A. K. Ramanujan

A. K. Ramanujan (1929–1993) was born Attipat Krishnaswami Ramanujan in Mysore, India, the second of six children. A Tamil Brahmin of the Sri Vaishnava caste, Ramanujan grew up speaking Tamil, English, Sanskrit, and Kannada. He was educated at Mysore University and the Deccan College in India and at Indiana University, where he received a Ph.D. in linguistics, his thesis later published as a monograph titled A Generative Grammar of Kannada. A poet in English and Kannada, a translator from Kannada and Tamil, as well as a scholar, folklorist, philologist, playwright, and essayist, Ramanujan, as Wendy Doniger once wrote, “blazed a great path through the center of Indological studies. He gave us so many new paradigms that no Indologist can now think about India without thinking through his thoughts.” Ramanujan served on the University of Chicago faculty for thirty-two years and was a professor in the Department of Linguistics and of South Asian Languages and Civilizations. His accidental discovery of an anthology of classical Tamil poems in the uncatalogued basement stacks of the university’s Harper Library led to The Interior Landscape.
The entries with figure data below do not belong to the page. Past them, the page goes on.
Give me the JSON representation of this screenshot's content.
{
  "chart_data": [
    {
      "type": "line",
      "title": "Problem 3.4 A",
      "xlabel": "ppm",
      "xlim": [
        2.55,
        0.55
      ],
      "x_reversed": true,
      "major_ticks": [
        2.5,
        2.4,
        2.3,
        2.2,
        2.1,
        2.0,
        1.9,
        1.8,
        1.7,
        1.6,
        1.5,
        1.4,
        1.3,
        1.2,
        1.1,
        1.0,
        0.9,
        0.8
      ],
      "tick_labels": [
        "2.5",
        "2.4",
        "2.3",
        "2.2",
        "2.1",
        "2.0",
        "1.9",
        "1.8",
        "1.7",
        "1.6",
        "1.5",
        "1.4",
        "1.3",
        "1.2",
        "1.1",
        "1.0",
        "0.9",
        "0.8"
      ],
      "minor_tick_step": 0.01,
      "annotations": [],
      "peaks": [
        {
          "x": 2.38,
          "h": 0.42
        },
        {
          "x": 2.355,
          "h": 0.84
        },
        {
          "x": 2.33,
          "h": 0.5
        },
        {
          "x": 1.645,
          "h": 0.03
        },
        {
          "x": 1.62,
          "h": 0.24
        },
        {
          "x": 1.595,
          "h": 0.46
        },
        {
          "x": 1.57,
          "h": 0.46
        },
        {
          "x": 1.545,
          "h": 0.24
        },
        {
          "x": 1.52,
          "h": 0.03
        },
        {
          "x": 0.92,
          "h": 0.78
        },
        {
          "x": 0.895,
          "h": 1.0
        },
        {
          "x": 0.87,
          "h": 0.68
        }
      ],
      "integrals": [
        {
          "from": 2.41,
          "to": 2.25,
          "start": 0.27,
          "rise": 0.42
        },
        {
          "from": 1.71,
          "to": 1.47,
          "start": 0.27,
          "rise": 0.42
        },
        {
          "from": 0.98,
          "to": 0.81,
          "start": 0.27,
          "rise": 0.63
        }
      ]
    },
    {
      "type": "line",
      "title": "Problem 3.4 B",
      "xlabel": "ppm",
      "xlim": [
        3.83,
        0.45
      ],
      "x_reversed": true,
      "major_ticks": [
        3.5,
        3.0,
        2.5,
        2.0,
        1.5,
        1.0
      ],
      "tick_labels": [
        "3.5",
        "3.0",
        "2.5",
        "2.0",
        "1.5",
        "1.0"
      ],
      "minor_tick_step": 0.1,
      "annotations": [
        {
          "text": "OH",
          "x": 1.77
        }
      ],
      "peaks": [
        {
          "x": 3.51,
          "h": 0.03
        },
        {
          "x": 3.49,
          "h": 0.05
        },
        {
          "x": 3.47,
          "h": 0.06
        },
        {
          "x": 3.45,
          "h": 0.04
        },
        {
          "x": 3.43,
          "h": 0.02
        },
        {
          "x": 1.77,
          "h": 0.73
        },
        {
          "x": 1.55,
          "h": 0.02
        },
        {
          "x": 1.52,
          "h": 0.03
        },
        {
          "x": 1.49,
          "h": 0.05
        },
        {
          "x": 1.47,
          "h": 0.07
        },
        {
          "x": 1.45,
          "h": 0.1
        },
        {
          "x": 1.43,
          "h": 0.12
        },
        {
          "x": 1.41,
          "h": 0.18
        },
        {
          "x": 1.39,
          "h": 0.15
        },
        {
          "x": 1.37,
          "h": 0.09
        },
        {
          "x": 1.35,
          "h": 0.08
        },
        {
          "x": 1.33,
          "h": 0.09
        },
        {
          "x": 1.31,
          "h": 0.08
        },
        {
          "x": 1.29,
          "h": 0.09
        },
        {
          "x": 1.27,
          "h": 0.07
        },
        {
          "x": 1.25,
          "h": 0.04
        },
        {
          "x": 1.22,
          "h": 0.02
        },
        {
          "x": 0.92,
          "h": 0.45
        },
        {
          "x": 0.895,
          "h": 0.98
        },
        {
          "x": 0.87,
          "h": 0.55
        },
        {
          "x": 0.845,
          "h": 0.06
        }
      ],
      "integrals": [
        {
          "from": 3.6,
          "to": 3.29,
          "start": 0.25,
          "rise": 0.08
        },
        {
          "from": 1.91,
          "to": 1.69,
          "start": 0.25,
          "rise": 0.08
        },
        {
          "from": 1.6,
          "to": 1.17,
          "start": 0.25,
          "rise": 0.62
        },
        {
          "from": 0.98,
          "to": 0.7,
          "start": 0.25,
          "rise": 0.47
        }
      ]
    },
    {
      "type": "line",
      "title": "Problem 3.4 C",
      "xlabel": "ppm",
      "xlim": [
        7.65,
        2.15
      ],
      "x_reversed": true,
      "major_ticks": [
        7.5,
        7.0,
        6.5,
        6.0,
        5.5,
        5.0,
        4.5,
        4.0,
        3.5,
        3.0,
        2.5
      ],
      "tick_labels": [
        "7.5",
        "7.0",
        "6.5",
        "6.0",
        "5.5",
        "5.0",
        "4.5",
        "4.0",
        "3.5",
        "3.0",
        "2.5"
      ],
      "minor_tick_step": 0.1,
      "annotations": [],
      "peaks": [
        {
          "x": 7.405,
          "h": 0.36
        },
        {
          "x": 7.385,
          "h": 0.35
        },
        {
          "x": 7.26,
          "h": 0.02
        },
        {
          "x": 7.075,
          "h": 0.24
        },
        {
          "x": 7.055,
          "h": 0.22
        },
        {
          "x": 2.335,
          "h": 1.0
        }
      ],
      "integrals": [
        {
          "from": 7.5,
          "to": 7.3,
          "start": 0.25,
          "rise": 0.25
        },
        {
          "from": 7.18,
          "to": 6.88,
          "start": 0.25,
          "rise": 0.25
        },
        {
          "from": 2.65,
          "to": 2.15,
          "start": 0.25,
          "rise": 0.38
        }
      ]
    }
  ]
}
In 1976 the Government of India bestowed the title of Padma Shri, one of its most prestigious civilian awards, upon Ramanujan for his contributions to Indian literature and linguistics, and in 1983 he received a MacArthur Fellowship. A.K. Ramnujan’s many publications include The Collected Poems of A.K. Ramanujan, The Collected Essays of A.K. Ramanujan, Folktales from India, Speaking of Siva, and Nammalvar: Hymns for the Drowning.